Importing Applications

To help with starting work on including a new application, use fdroid import to set up a new template project. It has two modes of operation, starting with a cloned git repo:

git clone https://gitlab.com/fdroid/fdroidclient
cd fdroidclient
fdroid import

Or starting with a URL to a project page:

fdroid import --url=http://address.of.project

When a URL is specified using the --url= flag, fdroid import will use that URL to find out information about the project, and if it finds a git repo, it will also clone that. For this to work, the URL must point to a project format that the script understands. Currently this is limited to one of the following:

  1. GitLab - https://gitlab.com/<PROJECTNAME>/<REPONAME>
  2. GitHub - https://github.com/<USER>/<PROJECT>
  3. Bitbucket - https://bitbucket.org/<USER>/<PROJECT>/
  4. NotABug - https://notabug.org/<USER>/<PROJECT>
  5. Git - git://<REPO> or https://<REPO>

Depending on the project type, more or less information may be gathered. A bare repo url, such as the git:// one, is the least preferable option of all, since you will have to enter much more information manually. While gradle based builds should be auto-detected for all types, links to issue trackers can not be set for plain git projects. You can also use one of the following arguments to pre-fill your metadata:

  • -u <URL>, --url=<URL>: Project URL to import from.
  • -s <DIR>, --subdir=<DIR>: Path to main android project subdirectory, if not in root.
  • -c <CATEGORIES>, --categories=<CATEGORIES>: Comma separated list of categories.
  • -l <LICENSE>, --license=<LICENSE>: Overall license of the project.
  • --revision <REV>: Allows a different revision (or git branch) to be specified for the initial import

If the import is successful, a metadata file will be created. You will need to edit this further to check the information, and fill in the blanks.
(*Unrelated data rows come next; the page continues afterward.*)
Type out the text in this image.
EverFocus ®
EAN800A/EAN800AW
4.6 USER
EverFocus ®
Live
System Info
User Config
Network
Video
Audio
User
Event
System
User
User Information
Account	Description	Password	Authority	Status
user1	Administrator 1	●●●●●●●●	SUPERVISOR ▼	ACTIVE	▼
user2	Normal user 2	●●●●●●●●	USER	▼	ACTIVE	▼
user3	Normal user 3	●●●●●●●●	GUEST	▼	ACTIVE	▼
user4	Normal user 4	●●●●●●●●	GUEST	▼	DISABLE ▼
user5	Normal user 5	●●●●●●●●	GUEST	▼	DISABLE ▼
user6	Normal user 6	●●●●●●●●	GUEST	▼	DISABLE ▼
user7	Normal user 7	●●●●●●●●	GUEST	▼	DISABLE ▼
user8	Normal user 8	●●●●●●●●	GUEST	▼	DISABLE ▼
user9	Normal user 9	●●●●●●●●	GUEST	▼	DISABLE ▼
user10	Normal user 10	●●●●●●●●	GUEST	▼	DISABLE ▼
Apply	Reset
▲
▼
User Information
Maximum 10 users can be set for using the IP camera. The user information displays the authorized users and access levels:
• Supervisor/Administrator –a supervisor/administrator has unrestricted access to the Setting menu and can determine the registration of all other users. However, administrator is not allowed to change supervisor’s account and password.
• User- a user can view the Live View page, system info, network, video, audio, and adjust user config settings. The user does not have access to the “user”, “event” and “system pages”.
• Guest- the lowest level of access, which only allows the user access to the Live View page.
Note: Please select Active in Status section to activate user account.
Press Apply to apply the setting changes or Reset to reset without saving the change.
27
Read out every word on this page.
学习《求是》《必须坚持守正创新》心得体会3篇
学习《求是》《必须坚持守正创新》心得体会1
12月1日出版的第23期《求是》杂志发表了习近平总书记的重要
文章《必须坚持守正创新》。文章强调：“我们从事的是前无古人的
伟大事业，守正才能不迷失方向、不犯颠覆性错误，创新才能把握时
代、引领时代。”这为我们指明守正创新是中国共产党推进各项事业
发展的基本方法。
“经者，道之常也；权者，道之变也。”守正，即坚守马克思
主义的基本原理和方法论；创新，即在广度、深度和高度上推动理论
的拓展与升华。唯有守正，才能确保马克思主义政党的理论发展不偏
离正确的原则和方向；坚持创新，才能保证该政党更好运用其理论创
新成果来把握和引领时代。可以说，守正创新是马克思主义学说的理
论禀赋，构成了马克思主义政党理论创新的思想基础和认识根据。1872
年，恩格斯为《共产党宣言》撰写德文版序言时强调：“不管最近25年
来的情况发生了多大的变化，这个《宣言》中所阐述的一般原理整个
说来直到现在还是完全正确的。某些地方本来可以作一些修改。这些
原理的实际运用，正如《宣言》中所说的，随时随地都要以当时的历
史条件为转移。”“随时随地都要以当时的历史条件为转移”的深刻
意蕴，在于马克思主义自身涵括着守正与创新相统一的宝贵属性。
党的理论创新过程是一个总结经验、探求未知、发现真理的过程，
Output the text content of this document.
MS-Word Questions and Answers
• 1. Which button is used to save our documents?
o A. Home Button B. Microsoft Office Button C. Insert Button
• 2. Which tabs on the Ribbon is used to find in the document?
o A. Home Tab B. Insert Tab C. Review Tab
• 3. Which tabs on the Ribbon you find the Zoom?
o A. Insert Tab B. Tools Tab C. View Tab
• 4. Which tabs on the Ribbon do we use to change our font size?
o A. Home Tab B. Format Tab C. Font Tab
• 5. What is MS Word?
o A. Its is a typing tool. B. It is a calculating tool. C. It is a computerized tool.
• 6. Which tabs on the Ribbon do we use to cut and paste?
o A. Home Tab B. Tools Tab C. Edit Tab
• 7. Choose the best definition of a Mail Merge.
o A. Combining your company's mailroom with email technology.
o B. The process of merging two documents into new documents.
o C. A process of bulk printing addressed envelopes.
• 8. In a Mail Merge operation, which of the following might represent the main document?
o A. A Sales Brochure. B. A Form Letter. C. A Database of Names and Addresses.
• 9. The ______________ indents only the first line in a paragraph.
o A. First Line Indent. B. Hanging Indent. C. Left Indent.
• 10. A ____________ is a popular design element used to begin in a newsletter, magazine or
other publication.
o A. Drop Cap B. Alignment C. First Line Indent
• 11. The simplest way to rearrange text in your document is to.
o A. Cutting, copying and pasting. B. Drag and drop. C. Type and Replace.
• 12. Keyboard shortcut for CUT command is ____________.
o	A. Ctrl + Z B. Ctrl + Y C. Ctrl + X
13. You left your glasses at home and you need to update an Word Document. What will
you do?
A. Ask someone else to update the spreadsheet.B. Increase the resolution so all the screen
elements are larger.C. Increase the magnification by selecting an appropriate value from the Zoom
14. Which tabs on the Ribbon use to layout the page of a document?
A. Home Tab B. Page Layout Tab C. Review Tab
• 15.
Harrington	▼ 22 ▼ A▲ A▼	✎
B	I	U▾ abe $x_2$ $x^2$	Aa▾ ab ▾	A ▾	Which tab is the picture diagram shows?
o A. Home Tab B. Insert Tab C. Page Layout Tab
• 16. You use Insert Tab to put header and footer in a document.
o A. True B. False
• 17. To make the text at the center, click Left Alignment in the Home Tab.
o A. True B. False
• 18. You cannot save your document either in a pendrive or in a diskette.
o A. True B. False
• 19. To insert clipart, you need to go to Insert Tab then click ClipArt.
If it fails, you’ll be told why. If it got as far as retrieving the source code, you can inspect it further by looking in tmp/importer where a full checkout will exist.

A frequent cause of initial failure is that the project directory is actually a subdirectory in the repository. In this case, run the importer again using the --subdir option to tell it where. It will not attempt to determine this automatically, since there may be several options.